Thursday, June 23rd, 2011

Ed Sheeran – The A Team

Played over 300 gigs in a year, apparently. Musicians are lazy enough for that to matter, apparently…


Alex Ostroff: Much like Just Fishin’, I really wish that this song didn’t make me so angry, because Sheeran has a beautiful voice and the ability to paint entire scenes with a handful of words. Unfortunately, those words form a song that’s all about appropriating the experience of female sex workers, drug addicts and the homeless in order to elicit sympathy and pity and feelings from listeners. Some might argue that he’s calling attention to their plight, but he could at least pull a Gaga and donate a percentage of proceeds to one of the many organizations that help street youth in the UK. There’s a lot to like about Sheeran, so hopefully next time he’ll release a single that isn’t so emotionally manipulative and exploitative.

Iain Mew: Lyrically this is extremely clunky at times. The title pun is bad enough, but “It’s too cold outside for angels to fly/An angel will die” is worse, because there is literally no need for that second line to exist. What it loses in subtlety there, though, is compensated for by a rather gorgeous and startlingly spacious arrangement. It refuses to go for any obvious musical escalation or hysterics, and as a result if you don’t listen to the words too hard it manages to carry off a surprising amount of grace and depth of feeling. It helps that Ed sounds like a superior Damien Rice and stays sensibly well within the limits of his voice.

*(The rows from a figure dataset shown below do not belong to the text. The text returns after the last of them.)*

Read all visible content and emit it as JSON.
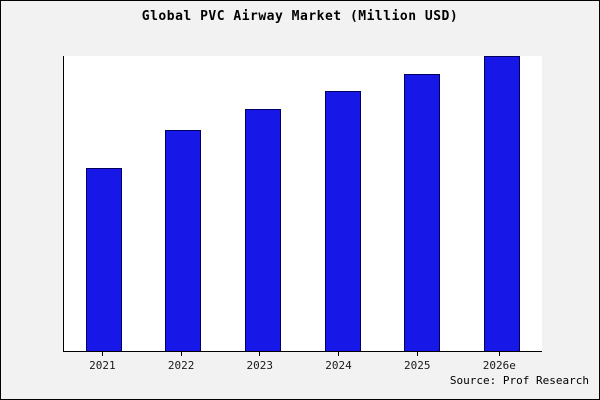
{
  "title": "Global PVC Airway Market (Million USD)",
  "source": "Source: Prof Research",
  "colors": {
    "bar_fill": "#1717e8",
    "bar_edge": "#000060",
    "background": "#f2f2f2",
    "plot_background": "#ffffff",
    "axis": "#000000"
  },
  "chart_data": {
    "type": "bar",
    "title": "Global PVC Airway Market (Million USD)",
    "categories": [
      "2021",
      "2022",
      "2023",
      "2024",
      "2025",
      "2026e"
    ],
    "values": [
      62,
      75,
      82,
      88,
      94,
      100
    ],
    "xlabel": "",
    "ylabel": "",
    "ylim": [
      0,
      100
    ],
    "grid": false,
    "legend": false,
    "y_axis_labels_visible": false,
    "source": "Source: Prof Research"
  }
}
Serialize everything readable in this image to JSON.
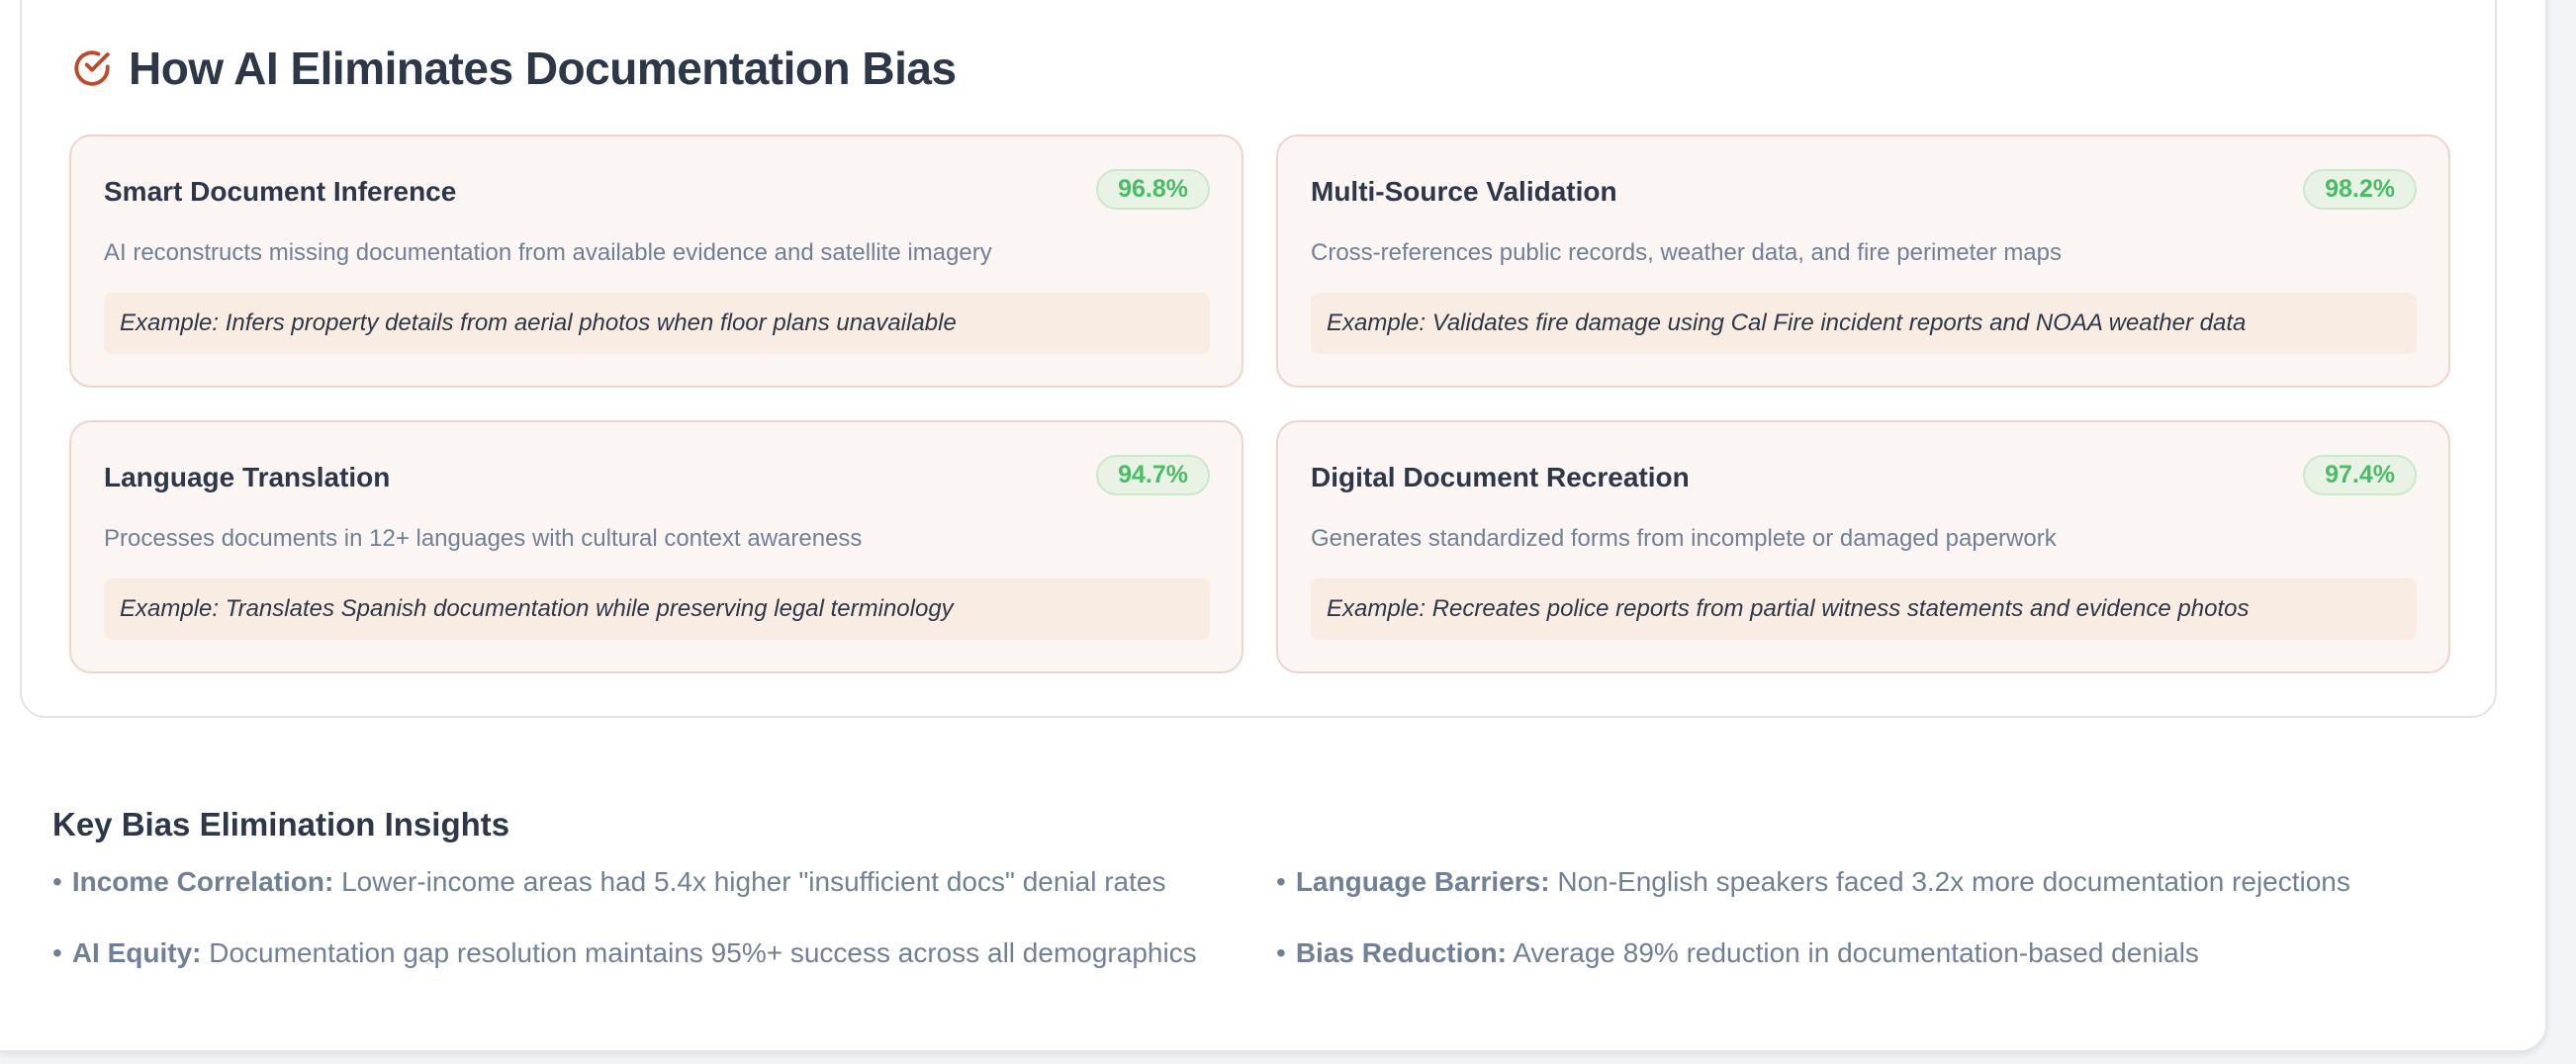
{
  "section": {
    "title": "How AI Eliminates Documentation Bias",
    "icon": "check-circle-icon",
    "accent_color": "#c0492a",
    "cards": [
      {
        "title": "Smart Document Inference",
        "badge": "96.8%",
        "description": "AI reconstructs missing documentation from available evidence and satellite imagery",
        "example": "Example: Infers property details from aerial photos when floor plans unavailable"
      },
      {
        "title": "Multi-Source Validation",
        "badge": "98.2%",
        "description": "Cross-references public records, weather data, and fire perimeter maps",
        "example": "Example: Validates fire damage using Cal Fire incident reports and NOAA weather data"
      },
      {
        "title": "Language Translation",
        "badge": "94.7%",
        "description": "Processes documents in 12+ languages with cultural context awareness",
        "example": "Example: Translates Spanish documentation while preserving legal terminology"
      },
      {
        "title": "Digital Document Recreation",
        "badge": "97.4%",
        "description": "Generates standardized forms from incomplete or damaged paperwork",
        "example": "Example: Recreates police reports from partial witness statements and evidence photos"
      }
    ]
  },
  "insights": {
    "title": "Key Bias Elimination Insights",
    "bullet": "•",
    "items": [
      {
        "label": "Income Correlation:",
        "text": " Lower-income areas had 5.4x higher \"insufficient docs\" denial rates"
      },
      {
        "label": "Language Barriers:",
        "text": " Non-English speakers faced 3.2x more documentation rejections"
      },
      {
        "label": "AI Equity:",
        "text": " Documentation gap resolution maintains 95%+ success across all demographics"
      },
      {
        "label": "Bias Reduction:",
        "text": " Average 89% reduction in documentation-based denials"
      }
    ]
  }
}
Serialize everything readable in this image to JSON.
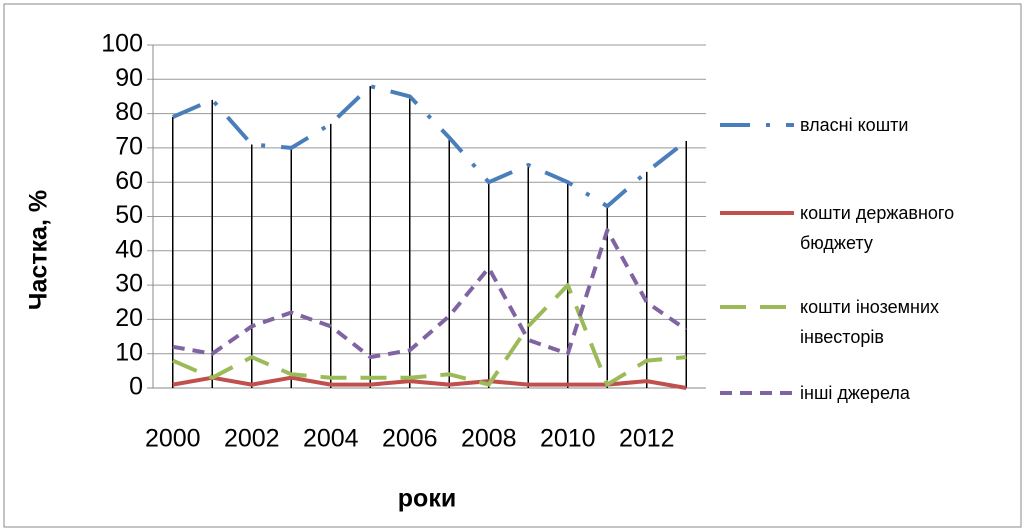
{
  "chart_data": {
    "type": "line",
    "categories": [
      "2000",
      null,
      "2002",
      null,
      "2004",
      null,
      "2006",
      null,
      "2008",
      null,
      "2010",
      null,
      "2012",
      null
    ],
    "series": [
      {
        "name": "власні кошти",
        "color": "#4a7ebb",
        "dash": "dashdot",
        "values": [
          79,
          84,
          71,
          70,
          77,
          88,
          85,
          73,
          60,
          65,
          60,
          53,
          63,
          72
        ]
      },
      {
        "name": "кошти державного бюджету",
        "color": "#c0504d",
        "dash": "solid",
        "values": [
          1,
          3,
          1,
          3,
          1,
          1,
          2,
          1,
          2,
          1,
          1,
          1,
          2,
          0
        ]
      },
      {
        "name": "кошти іноземних інвесторів",
        "color": "#9bbb59",
        "dash": "dash",
        "values": [
          8,
          3,
          9,
          4,
          3,
          3,
          3,
          4,
          1,
          18,
          30,
          1,
          8,
          9
        ]
      },
      {
        "name": "інші джерела",
        "color": "#8064a2",
        "dash": "shortdash",
        "values": [
          12,
          10,
          18,
          22,
          18,
          9,
          11,
          21,
          35,
          14,
          10,
          46,
          25,
          17
        ]
      }
    ],
    "drop_lines": true,
    "ylim": [
      0,
      100
    ],
    "yticks": [
      0,
      10,
      20,
      30,
      40,
      50,
      60,
      70,
      80,
      90,
      100
    ],
    "grid": true,
    "ylabel": "Частка, %",
    "xlabel": "роки",
    "legend": "right"
  }
}
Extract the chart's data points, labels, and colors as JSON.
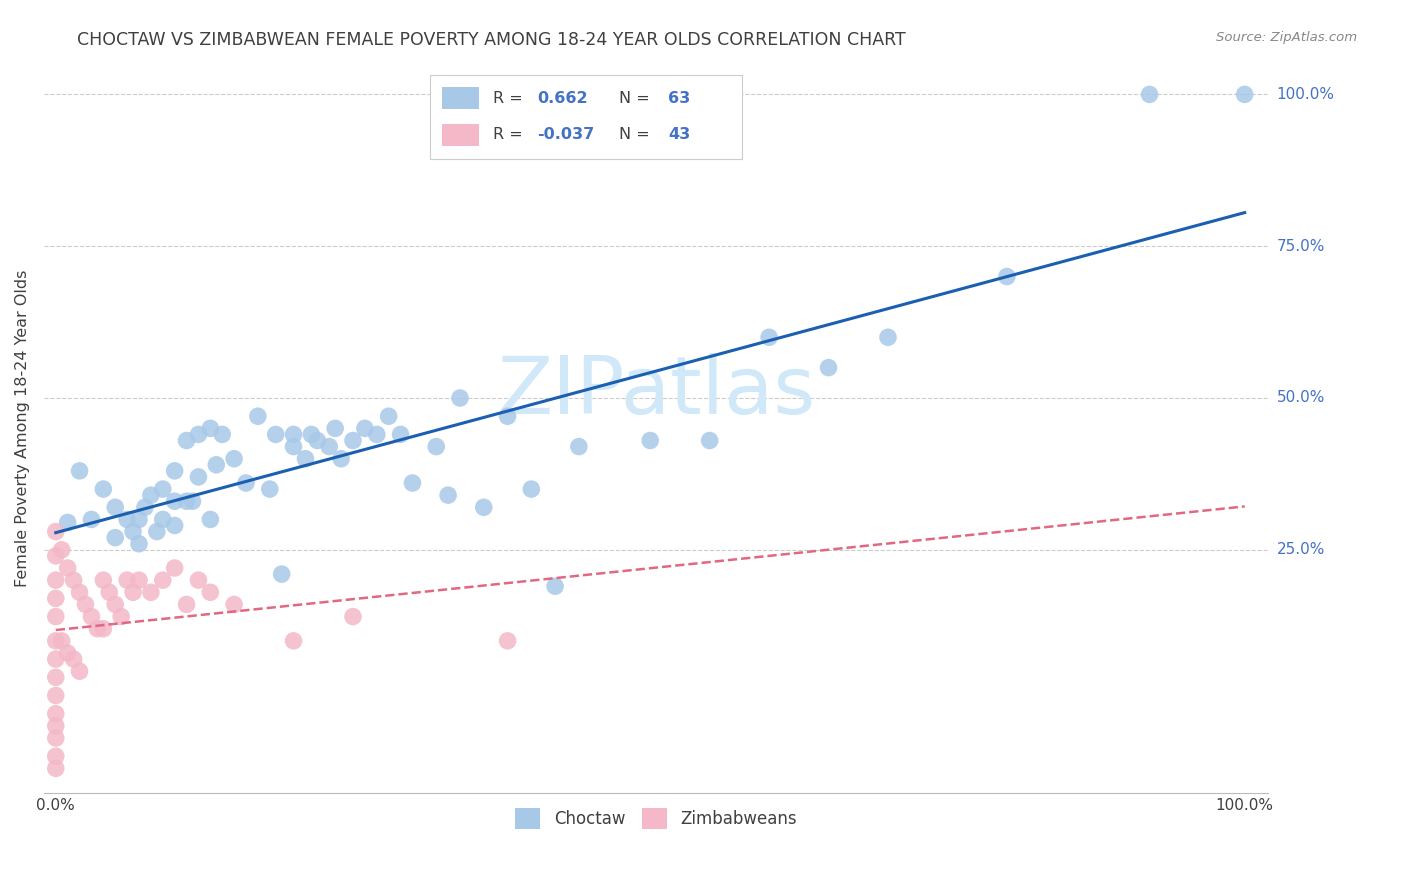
{
  "title": "CHOCTAW VS ZIMBABWEAN FEMALE POVERTY AMONG 18-24 YEAR OLDS CORRELATION CHART",
  "source": "Source: ZipAtlas.com",
  "ylabel": "Female Poverty Among 18-24 Year Olds",
  "choctaw_R": 0.662,
  "choctaw_N": 63,
  "zimbabwean_R": -0.037,
  "zimbabwean_N": 43,
  "choctaw_color": "#a8c8e8",
  "choctaw_line_color": "#1a5fb0",
  "zimbabwean_color": "#f4b8c8",
  "zimbabwean_line_color": "#e06880",
  "watermark_color": "#d0e8f8",
  "background_color": "#ffffff",
  "grid_color": "#cccccc",
  "label_color": "#4472c4",
  "text_color": "#404040",
  "choctaw_x": [
    0.01,
    0.02,
    0.03,
    0.04,
    0.05,
    0.05,
    0.06,
    0.065,
    0.07,
    0.07,
    0.075,
    0.08,
    0.085,
    0.09,
    0.09,
    0.1,
    0.1,
    0.1,
    0.11,
    0.11,
    0.115,
    0.12,
    0.12,
    0.13,
    0.13,
    0.135,
    0.14,
    0.15,
    0.16,
    0.17,
    0.18,
    0.185,
    0.19,
    0.2,
    0.2,
    0.21,
    0.215,
    0.22,
    0.23,
    0.235,
    0.24,
    0.25,
    0.26,
    0.27,
    0.28,
    0.29,
    0.3,
    0.32,
    0.33,
    0.34,
    0.36,
    0.38,
    0.4,
    0.42,
    0.44,
    0.5,
    0.55,
    0.6,
    0.65,
    0.7,
    0.8,
    0.92,
    1.0
  ],
  "choctaw_y": [
    0.295,
    0.38,
    0.3,
    0.35,
    0.27,
    0.32,
    0.3,
    0.28,
    0.26,
    0.3,
    0.32,
    0.34,
    0.28,
    0.3,
    0.35,
    0.29,
    0.33,
    0.38,
    0.33,
    0.43,
    0.33,
    0.37,
    0.44,
    0.3,
    0.45,
    0.39,
    0.44,
    0.4,
    0.36,
    0.47,
    0.35,
    0.44,
    0.21,
    0.44,
    0.42,
    0.4,
    0.44,
    0.43,
    0.42,
    0.45,
    0.4,
    0.43,
    0.45,
    0.44,
    0.47,
    0.44,
    0.36,
    0.42,
    0.34,
    0.5,
    0.32,
    0.47,
    0.35,
    0.19,
    0.42,
    0.43,
    0.43,
    0.6,
    0.55,
    0.6,
    0.7,
    1.0,
    1.0
  ],
  "zimbabwean_x": [
    0.0,
    0.0,
    0.0,
    0.0,
    0.0,
    0.0,
    0.0,
    0.0,
    0.0,
    0.0,
    0.0,
    0.0,
    0.0,
    0.0,
    0.005,
    0.005,
    0.01,
    0.01,
    0.015,
    0.015,
    0.02,
    0.02,
    0.025,
    0.03,
    0.035,
    0.04,
    0.04,
    0.045,
    0.05,
    0.055,
    0.06,
    0.065,
    0.07,
    0.08,
    0.09,
    0.1,
    0.11,
    0.12,
    0.13,
    0.15,
    0.2,
    0.25,
    0.38
  ],
  "zimbabwean_y": [
    0.28,
    0.24,
    0.2,
    0.17,
    0.14,
    0.1,
    0.07,
    0.04,
    0.01,
    -0.02,
    -0.04,
    -0.06,
    -0.09,
    -0.11,
    0.25,
    0.1,
    0.22,
    0.08,
    0.2,
    0.07,
    0.18,
    0.05,
    0.16,
    0.14,
    0.12,
    0.2,
    0.12,
    0.18,
    0.16,
    0.14,
    0.2,
    0.18,
    0.2,
    0.18,
    0.2,
    0.22,
    0.16,
    0.2,
    0.18,
    0.16,
    0.1,
    0.14,
    0.1
  ],
  "ytick_right_positions": [
    0.25,
    0.5,
    0.75,
    1.0
  ],
  "ytick_right_labels": [
    "25.0%",
    "50.0%",
    "75.0%",
    "100.0%"
  ],
  "ymin": -0.15,
  "ymax": 1.05
}
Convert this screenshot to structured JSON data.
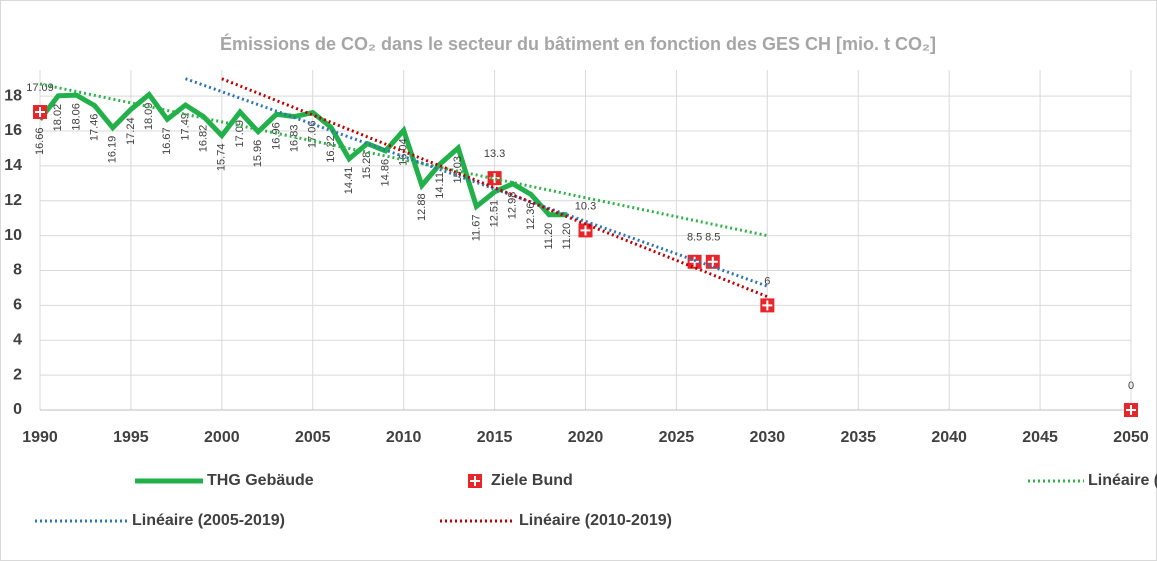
{
  "chart_data": {
    "type": "line",
    "title": "Émissions de CO₂ dans le secteur du bâtiment en fonction des GES CH [mio. t CO₂]",
    "xlim": [
      1990,
      2050
    ],
    "xticks": [
      1990,
      1995,
      2000,
      2005,
      2010,
      2015,
      2020,
      2025,
      2030,
      2035,
      2040,
      2045,
      2050
    ],
    "ylim": [
      0,
      19.5
    ],
    "yticks": [
      0,
      2,
      4,
      6,
      8,
      10,
      12,
      14,
      16,
      18
    ],
    "grid": true,
    "legend": "bottom",
    "series": [
      {
        "name": "THG Gebäude",
        "color": "#22b04b",
        "style": "line",
        "x": [
          1990,
          1991,
          1992,
          1993,
          1994,
          1995,
          1996,
          1997,
          1998,
          1999,
          2000,
          2001,
          2002,
          2003,
          2004,
          2005,
          2006,
          2007,
          2008,
          2009,
          2010,
          2011,
          2012,
          2013,
          2014,
          2015,
          2016,
          2017,
          2018,
          2019
        ],
        "values": [
          16.66,
          18.02,
          18.06,
          17.46,
          16.19,
          17.24,
          18.09,
          16.67,
          17.49,
          16.82,
          15.74,
          17.09,
          15.96,
          16.96,
          16.83,
          17.06,
          16.22,
          14.41,
          15.28,
          14.86,
          16.04,
          12.88,
          14.11,
          15.03,
          11.67,
          12.51,
          12.98,
          12.36,
          11.2,
          11.2
        ],
        "value_labels": [
          "16.66",
          "18.02",
          "18.06",
          "17.46",
          "16.19",
          "17.24",
          "18.09",
          "16.67",
          "17.49",
          "16.82",
          "15.74",
          "17.09",
          "15.96",
          "16.96",
          "16.83",
          "17.06",
          "16.22",
          "14.41",
          "15.28",
          "14.86",
          "16.04",
          "12.88",
          "14.11",
          "15.03",
          "11.67",
          "12.51",
          "12.98",
          "12.36",
          "11.20",
          "11.20"
        ]
      },
      {
        "name": "Ziele Bund",
        "color": "#e8262a",
        "style": "marker",
        "x": [
          1990,
          2015,
          2020,
          2026,
          2027,
          2030,
          2050
        ],
        "values": [
          17.09,
          13.3,
          10.3,
          8.5,
          8.5,
          6,
          0
        ]
      },
      {
        "name": "Linéaire (THG Gebäude)",
        "color": "#2db34a",
        "style": "dotted",
        "x": [
          1990,
          2030
        ],
        "values": [
          18.7,
          10.0
        ]
      },
      {
        "name": "Linéaire (2005-2019)",
        "color": "#2e75b6",
        "style": "dotted",
        "x": [
          1998,
          2030
        ],
        "values": [
          19.0,
          7.1
        ]
      },
      {
        "name": "Linéaire (2010-2019)",
        "color": "#c00000",
        "style": "dotted",
        "x": [
          2000,
          2030
        ],
        "values": [
          19.0,
          6.5
        ]
      }
    ]
  }
}
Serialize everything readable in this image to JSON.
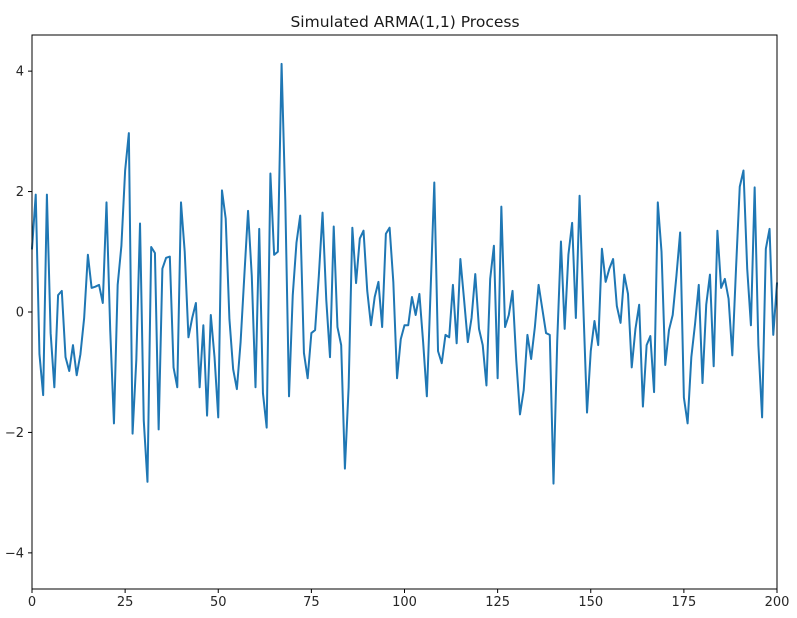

Edward Okulicz: Easy to dismiss this as too much James Blunt or Tom McRae, and definitely an out-of-nowhere bit of either grassroots or a superb bit of record company Astroturfing, but on its own merits, it’s not even remotely objectionable. That is, if you’re willing to tune out the lyrics and appreciate the fact that sometimes a tastefully arranged bit of acoustic moping can hit the spot if it’s not sung too preciously and the tune stays in your head. Just this once, I’m willing. But it’s this close to overkill when you have a nicely downtrodden little melody and you stage a sympathy/pity party on top of it.

Doug Robertson: This is not what a song called “The A Team” should sound like. I’m seriously tempted to get him charged under the Trades Description Act so that he can get sent to jail for a crime he did commit. Anyway, it’s acoustic whiny, yawniness which would be embarrassing at your local open mic night, let alone on an actual physical release.

Jonathan Bogart: Finally! A cute boy with a guitar takes Real Music to the debased slag heap that is the UK pop chart.

Katherine St Asaph: The Script’s discarded footage finally sees the light of day!

Michaela Drapes: I was in the midst of writing this off as some kind of Plain White Ts-meets-Damien Rice photocopy with a dash of Lily Allen’s snarky phrasing, until I caught on to the lyric, and completely fell apart. That was a moment, which, I think, ultimately reveals the root of Sheeran’s success. “The A Team” fits right in to the canon of British downer drug songs; not to make light of the subject matter, of course. There’s a very fine line here between preachy and melancholy that’s very easy to cross, and Sheeran pulls off this modern day morality tale without a hint of hackneyed sentimentality, which is admirable indeed.

Zach Lyon: I will not try to vouch for the value of his individual lyrics, as I know they are quite bad. And the music is perhaps nothing more than one of the sweeter turns on the Scrubs best-of soundtrack. But I will defend the content itself, as, despite the slight fetishization of the addict, he seems to write as if he knows her well enough, personally, to write a sympathetic and desperately aching song for her. Maudlin, corny though it may be, it hits me hard.

3 Responses to “Ed Sheeran – The A Team”

  1. This song has one of the worst sets of lyrics (qua lyrics) that the Jukebox has ever seen. Ugh.

  2. “Unfortunately, those words form a song that’s all about appropriating the experience of female sex workers, drug addicts and the homeless in order to elicit sympathy and pity and feelings from listeners. ”

    But that’s what songwriters do…?

  3. I expected a song about the real A-Team.

    This is terribly disappointing, seriously. Why would you call a song “The A-Team” and then have it be about drug addiction and the homeless. Why would you do that.

    It’s not a bad song, as guy-with-a-guitar stuff goes – he has a decent voice, a nice sense for music, and enough restraint to keep the song from getting overly maudlin or schmaltzy as so many songs of this type do. Despite the grim subject matter, it doesn’t feel like he considers the song’s ‘importance’ or ‘seriousness’ enough to carry it through; nor does the song become smug, obsessed with how casual it is. It’s well put-together; it’s surprisingly assured and mature, actually. It strikes a surprising balance. I honestly liked it much more than I thought I would.